My 2002 model Dahon Speed-Pro is stiff and handles really well. It will ride hands off and honking doesn't cause any issues at the back, although the front has a bit of flex. Speed and distance wise I rode mine as much as my Club Tour and there was little to choose between them, with the Dahon being better up hill in my opinion. I no longer ride two wheels so the Speed-Pro was going up for sale, until my wife rode it and took it over as 'much nicer' to ride than her Dahon Boardwalk folder.


----------



## Crankarm (24 Sep 2010)

How come you're not considering a Brompton?


----------



## palinurus (24 Sep 2010)

dellzeqq said:


> I've watched a couple of folding bike races, and the Airnimals looked like the cats pyjamas - but, then again, they might have had the fastest riders.



They are quick. I've time-trialled on an Airnimal. I wouldn't've considered that on a Brompton, except perhaps on boxing day.


----------



## Fab Foodie (24 Sep 2010)

I'd go for the Joey over the Chameleon. 
The dual-drive IS good, but as mentioned is heavier and the 36 to 106" gear on the Joey is just fine, will get you pretty much anywhere and is simple and reliable. The bike is nimble feeling on the road. Can easily be converted to drops with a bar-end shifter as well. 
http://www.roadcyclinguk.com/bike-reviews/bike-test---airnimal-joey/829.html
Edited for talking bollocks.


----------



## Yellow Fang (25 Sep 2010)

Crankarm said:


> How come you're not considering a Brompton?

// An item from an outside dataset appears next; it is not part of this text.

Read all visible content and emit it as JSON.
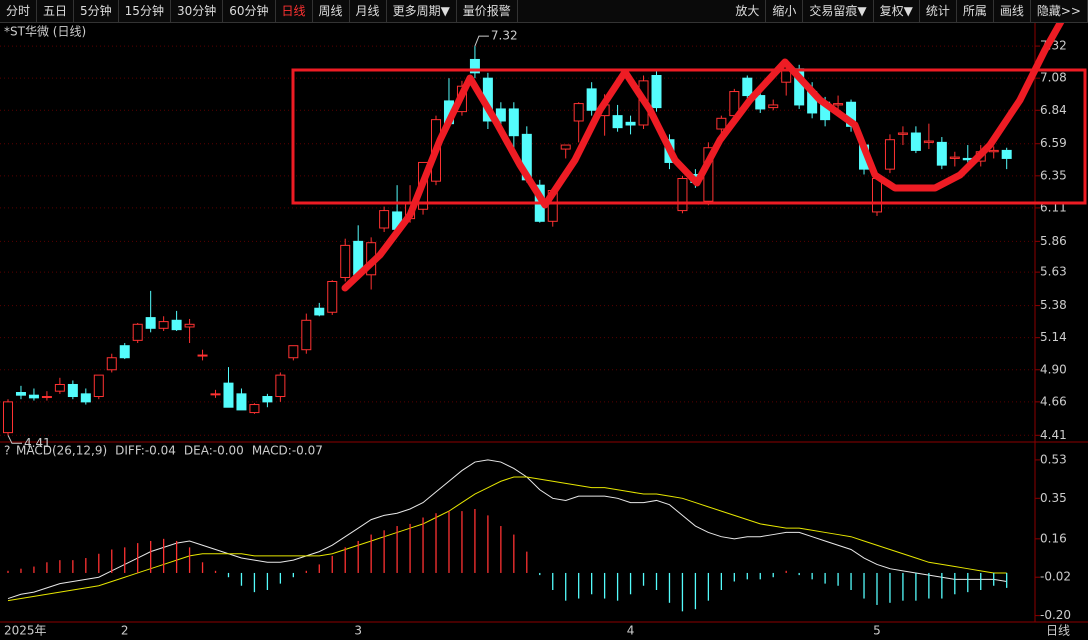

I have a Brompton. It's a brilliant bike IMO, but more suited to commuting than long distance rides around the countryside.


----------



## palinurus (25 Sep 2010)

I had an Airnimal Joey for a while. I liked it very much. Gear range would get me anywhere I wanted to go, including light touring in hilly areas. Packs small and quick enough to get on crowded local two-carriage trains when needed (but you wouldn't want to do it every day). Probably one of the cheaper options too, Spa cycles often have low prices for Airnimal bikes.


----------



## jimboalee (27 Sep 2010)

http://www.hawkcycles.co.uk/product_details.php?product_id=175&k=7

I'll get my coat.


----------



## 3narf (27 Sep 2010)

Nice green background on that site!


----------



## Yellow Fang (6 Oct 2010)

I saw another contender over the weekend: the Qoroz Freedom Won

My link

It's made of titanium and looks pricey.


----------



## GrumpyGregry (7 Oct 2010)

Saw a Strida LX in the flesh today. In a room (shop) full of bromptons.


----------



## currystomper (11 Oct 2010)

I like my Pacific Reach - but you can't buy them in the UK any more.......

http://www.pacific-cycles.com/

CS


----------



## Fiona N (14 Oct 2010)

Airnimal Chameleon - full-on road bike. I took mine on training camps in Mallorca and had no problems keeping up with the guys on the usual road bikes.


----------



## Old Plodder (30 Oct 2011)

@Yellow Fang 



I've had AM & TSR Moultons, either would fit your stairs & flat requirement,
but would not be a suitable candidate for commuting on a train.

The Dahon Speed Pro that I had would suit both needs, & rides well, once 
you get used to it, my impression was that it was a stiff (as in rigid) bike.

Lately I've been riding an Airnimal Joey, this rides just like a 'normal' bike,
is easily transportable, easy to carry, & is quite light.

The Moultons & Airnimals have carried me over 90 miles a day, whilst I only 
covered about 80 on the Dahon; so they all ride well.

fatmac


----------